### ANOVA 
Definition:
ANOVA is a statistical test used to determine whether there are any statistically significant differences between the means of three or more independent groups.

### Why do we need ANOVA?

If you have 2 groups, you can use a t-test.

If you have 3 or more groups, doing multiple t-tests increases the risk of Type I error (false positives).

ANOVA solves this by checking all groups at once.

### ANOVA doesn’t tell which group is different, only that a difference exists.

### Hypotheses in ANOVA

Null Hypothesis (H₀): All group means are equal
=

Alternative Hypothesis (H₁): At least one group mean is different

### Why not multiple t-tests?
Each t-test has a 5% chance (if α = 0.05) of incorrectly rejecting the null (false positive).

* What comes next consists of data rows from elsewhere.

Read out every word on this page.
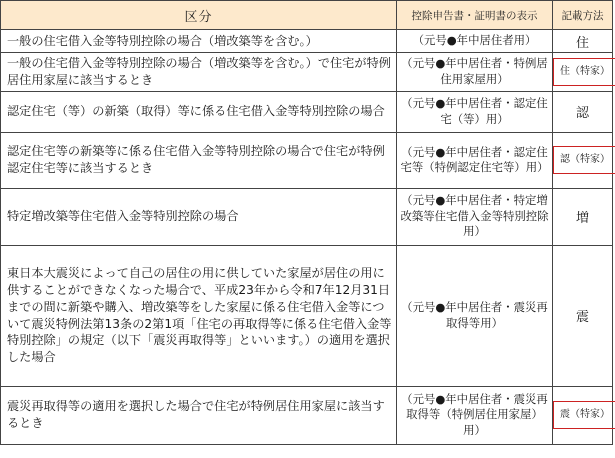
区分	控除申告書・証明書の表示	記載方法
一般の住宅借入金等特別控除の場合（増改築等を含む。）	（元号●年中居住者用）	住
一般の住宅借入金等特別控除の場合（増改築等を含む。）で住宅が特例居住用家屋に該当するとき	（元号●年中居住者・特例居住用家屋用）	住（特家）
認定住宅（等）の新築（取得）等に係る住宅借入金等特別控除の場合	（元号●年中居住者・認定住宅（等）用）	認
認定住宅等の新築等に係る住宅借入金等特別控除の場合で住宅が特例認定住宅等に該当するとき	（元号●年中居住者・認定住宅等（特例認定住宅等）用）	認（特家）
特定増改築等住宅借入金等特別控除の場合	（元号●年中居住者・特定増改築等住宅借入金等特別控除用）	増
東日本大震災によって自己の居住の用に供していた家屋が居住の用に供することができなくなった場合で、平成23年から令和7年12月31日までの間に新築や購入、増改築等をした家屋に係る住宅借入金等について震災特例法第13条の2第1項「住宅の再取得等に係る住宅借入金等特別控除」の規定（以下「震災再取得等」といいます。）の適用を選択した場合	（元号●年中居住者・震災再取得等用）	震
震災再取得等の適用を選択した場合で住宅が特例居住用家屋に該当するとき	（元号●年中居住者・震災再取得等（特例居住用家屋）用）	震（特家）
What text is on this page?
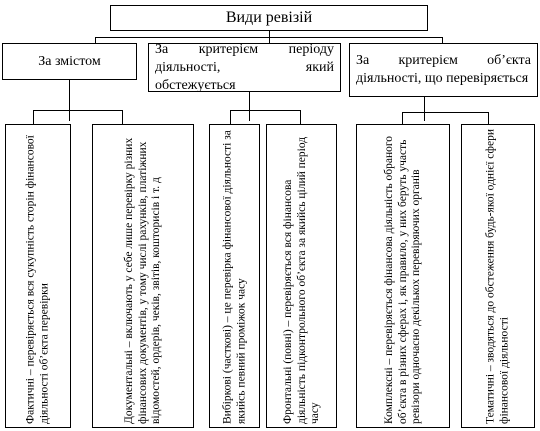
Види ревізій
За змістом
За критерієм періоду діяльності, який обстежується
За критерієм об’єкта діяльності, що перевіряється
Фактичні – перевіряється вся сукупність сторін фінансової діяльності об’єкта перевірки	Документальні – включають у себе лише перевірку різних фінансових документів, у тому числі рахунків, платіжних відомостей, ордерів, чеків, звітів, кошторисів і т. д	Вибіркові (часткові) – це перевірка фінансової діяльності за якийсь певний проміжок часу	Фронтальні (повні) – перевіряється вся фінансова діяльність підконтрольного об’єкта за якийсь цілий період часу	Комплексні – перевіряється фінансова діяльність обраного об’єкта в різних сферах і, як правило, у них беруть участь ревізори одночасно декількох перевіряючих органів	Тематичні – зводяться до обстеження будь-якої однієї сфери фінансової діяльності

More tests = more chances of error.
With 3 comparisons, error rate ≈ 14%.

With 6 comparisons (4 groups), error rate ≈ 26%.

Multiple t-tests → more false positives.

ANOVA → one clean test, keeps error rate under control.

### Null & Alternate Hypothesis in ANOVA.

Null Hypothesis (H₀):
All group means are equal.

Alternative Hypothesis (H₁):
At least one group mean is different.

### Assumptions of ANOVA.

Independence of observations

Normality

Homogeneity of variances

What if assumptions are violated?

If normality or equal variances don’t hold → use a non-parametric test instead, like Kruskal-Wallis test.

ANOVA assumes → independent samples + normal distribution + equal variances

### Types of ANOVA.

### One-Way ANOVA ✅ (what we’re learning today)

Used when comparing means of 3 or more groups based on 1 independent variable (factor).

Example: Compare exam scores across 3 teaching methods.

Factor = teaching method.

Groups = Method A, Method B, Method C.

### Two-Way ANOVA

Used when comparing means across groups with 2 independent variables (factors).

Example: Compare exam scores across teaching method (A, B, C) and gender (Male, Female).

Factor 1 = teaching method.

Factor 2 = gender.

Can also test for interaction effect (does the effect of teaching method depend on gender?).

In [6]:
import numpy as np
from scipy import stats

# Sample data: exam scores for 3 teaching methods
method_A = [85, 88, 90, 75, 95]
method_B = [70, 65, 80, 72, 68]
method_C = [88, 90, 92, 85, 87]

# Perform one-way ANOVA
f_stat, p_val = stats.f_oneway(method_A, method_B, method_C)
print("F-statistic:", f_stat)
print("p-value:", p_val)

# Interpretation
if p_val < 0.05:
    print("Reject H0 → At least one group mean is different.")
else:
    print("Fail to reject H0 → All group means are similar.")

F-statistic: 14.517970401691326
p-value: 0.000625318256583017
Reject H0 → At least one group mean is different.